The poem that opens this text, and with it the exhibition, shows a form of poetry in which Bhanu Kapil resonates materials and words, allowing language to pierce the idea of the body as something complete. His poems expose subjectivity to a contact with the world that makes it adhere to its surfaces and environments. Imbued with past and present contact as much as your lungs re-bend what you have breathed until today, the contamination of the non-self on the self, the possibility of becoming and transforming, give account of an omnipresent toxicity that puts in crisis our idea of subject, and therefore the adequacy to how to represent it.
This difficulty also occurs in the eclecticism of Georgina Hill´s box series. In them, the artist recovers the fascination for a mysterious, irrepressible, and hidden world where the body becomes aware, learns and assimilates through fascination and contact. After what Max Weber left to call, the disenchantment of the world (the longing of Western thought for absolute rationalization that explains the whole of the universe and disenacts it from its agency to function in the service of rationalist advancement), an inner vacuum is produced.
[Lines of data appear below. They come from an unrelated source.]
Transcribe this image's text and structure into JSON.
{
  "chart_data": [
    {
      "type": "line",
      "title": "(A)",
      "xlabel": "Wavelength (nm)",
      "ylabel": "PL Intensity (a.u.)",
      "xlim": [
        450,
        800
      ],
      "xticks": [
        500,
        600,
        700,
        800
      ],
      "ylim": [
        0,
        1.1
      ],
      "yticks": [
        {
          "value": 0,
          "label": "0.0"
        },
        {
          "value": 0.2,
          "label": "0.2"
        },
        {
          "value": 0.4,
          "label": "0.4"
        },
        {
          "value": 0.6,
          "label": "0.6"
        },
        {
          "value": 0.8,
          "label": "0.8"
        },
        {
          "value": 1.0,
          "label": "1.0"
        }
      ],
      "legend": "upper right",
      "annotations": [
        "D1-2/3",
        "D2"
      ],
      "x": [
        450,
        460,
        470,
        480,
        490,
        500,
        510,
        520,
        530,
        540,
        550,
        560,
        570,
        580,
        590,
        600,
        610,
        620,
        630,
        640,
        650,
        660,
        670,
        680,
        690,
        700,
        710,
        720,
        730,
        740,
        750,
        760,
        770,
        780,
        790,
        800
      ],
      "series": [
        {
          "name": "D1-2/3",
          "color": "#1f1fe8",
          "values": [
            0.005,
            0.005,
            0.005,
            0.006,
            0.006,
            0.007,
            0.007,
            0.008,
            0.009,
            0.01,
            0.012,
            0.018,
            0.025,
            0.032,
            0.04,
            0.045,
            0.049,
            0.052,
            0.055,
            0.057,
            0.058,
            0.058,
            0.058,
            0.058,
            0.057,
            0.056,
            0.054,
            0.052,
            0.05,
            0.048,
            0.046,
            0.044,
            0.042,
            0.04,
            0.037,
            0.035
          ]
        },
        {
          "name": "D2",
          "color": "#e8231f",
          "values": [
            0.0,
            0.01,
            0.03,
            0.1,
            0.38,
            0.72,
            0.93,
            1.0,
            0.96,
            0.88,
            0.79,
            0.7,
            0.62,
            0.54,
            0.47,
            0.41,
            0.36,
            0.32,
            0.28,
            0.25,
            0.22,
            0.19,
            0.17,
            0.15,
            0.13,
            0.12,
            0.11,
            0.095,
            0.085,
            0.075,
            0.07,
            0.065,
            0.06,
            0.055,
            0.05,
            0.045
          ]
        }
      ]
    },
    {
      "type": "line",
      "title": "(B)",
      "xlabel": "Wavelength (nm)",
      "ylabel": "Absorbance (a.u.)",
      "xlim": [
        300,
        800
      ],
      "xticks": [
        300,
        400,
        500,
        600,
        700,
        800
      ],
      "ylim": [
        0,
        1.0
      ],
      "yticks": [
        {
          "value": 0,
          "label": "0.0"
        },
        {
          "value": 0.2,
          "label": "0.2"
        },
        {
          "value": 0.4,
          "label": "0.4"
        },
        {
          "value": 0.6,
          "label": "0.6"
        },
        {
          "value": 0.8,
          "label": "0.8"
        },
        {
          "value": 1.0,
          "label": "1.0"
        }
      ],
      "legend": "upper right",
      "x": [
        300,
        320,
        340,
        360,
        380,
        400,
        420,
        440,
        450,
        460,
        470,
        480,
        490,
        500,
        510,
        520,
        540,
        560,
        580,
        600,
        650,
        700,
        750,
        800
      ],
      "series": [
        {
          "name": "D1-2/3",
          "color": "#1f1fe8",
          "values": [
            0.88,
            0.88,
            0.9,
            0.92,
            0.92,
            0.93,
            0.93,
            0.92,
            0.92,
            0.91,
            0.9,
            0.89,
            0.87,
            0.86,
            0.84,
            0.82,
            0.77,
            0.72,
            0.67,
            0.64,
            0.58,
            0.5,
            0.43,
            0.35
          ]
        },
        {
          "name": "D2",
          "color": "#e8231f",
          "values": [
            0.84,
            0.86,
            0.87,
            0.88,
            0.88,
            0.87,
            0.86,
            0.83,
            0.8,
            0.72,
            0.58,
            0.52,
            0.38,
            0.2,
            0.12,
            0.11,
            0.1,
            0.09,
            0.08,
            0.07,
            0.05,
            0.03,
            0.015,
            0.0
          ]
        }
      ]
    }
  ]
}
As Yayo Herrero says: ‘‘Knowledge broke the knots that tied him to life in a pit and went astray.’’ And it is precisely those knots, the elements that are most attached to life, which Hill uses as a counterweight to a toxic system supported by the forces of progress and growth. A sort of shelter where the body melts in contact with dry leaves, newspaper, false nails, or the warm light of an interior.
The gaze sneaks into these boxes slowly, letting subjectivity adhere to those internal surfaces. An interiority that becomes abject in the gallery space through a series of sculptures in which Giulia Cenci uses the haptic to return our bodies to the complex cycle of physiological and sensory toxicity to which they belong. It is as if they gave what María Zambrano called poetic reason: the visceral need to overcome an isolated, abstract and instrumental perception: to distribute the logos through the bowels.
Looking closely at these “guts” reveals how Cenci’s work in turn implies a transformation towards something that exceeds the human. Subjectivity approaches the synthetic and empathizes with a perception of the machine as something that must be articulated in complementary terms and not antagonistic to the human. What is toxic when you do not know who or what is the subject experiencing?
This question announces a crumbling, the self-breaks in the diaphragm through the deep notes of kɐ’ʀxɛgʁɐ, a sound installation by Jonás de Murias that makes the air of the gallery denser. In that density, our skin receives and bounces sound. It is, in the words of Bhanu Kapil, host and guest at the same time, makes us experience the permeability of the body. And if, even in this dense air, you believe that the body you call yours belongs to you, as if the distinction between body and mind or between ‘‘I’’ and the world could be maintained, imagine your corporeality suspended in the void.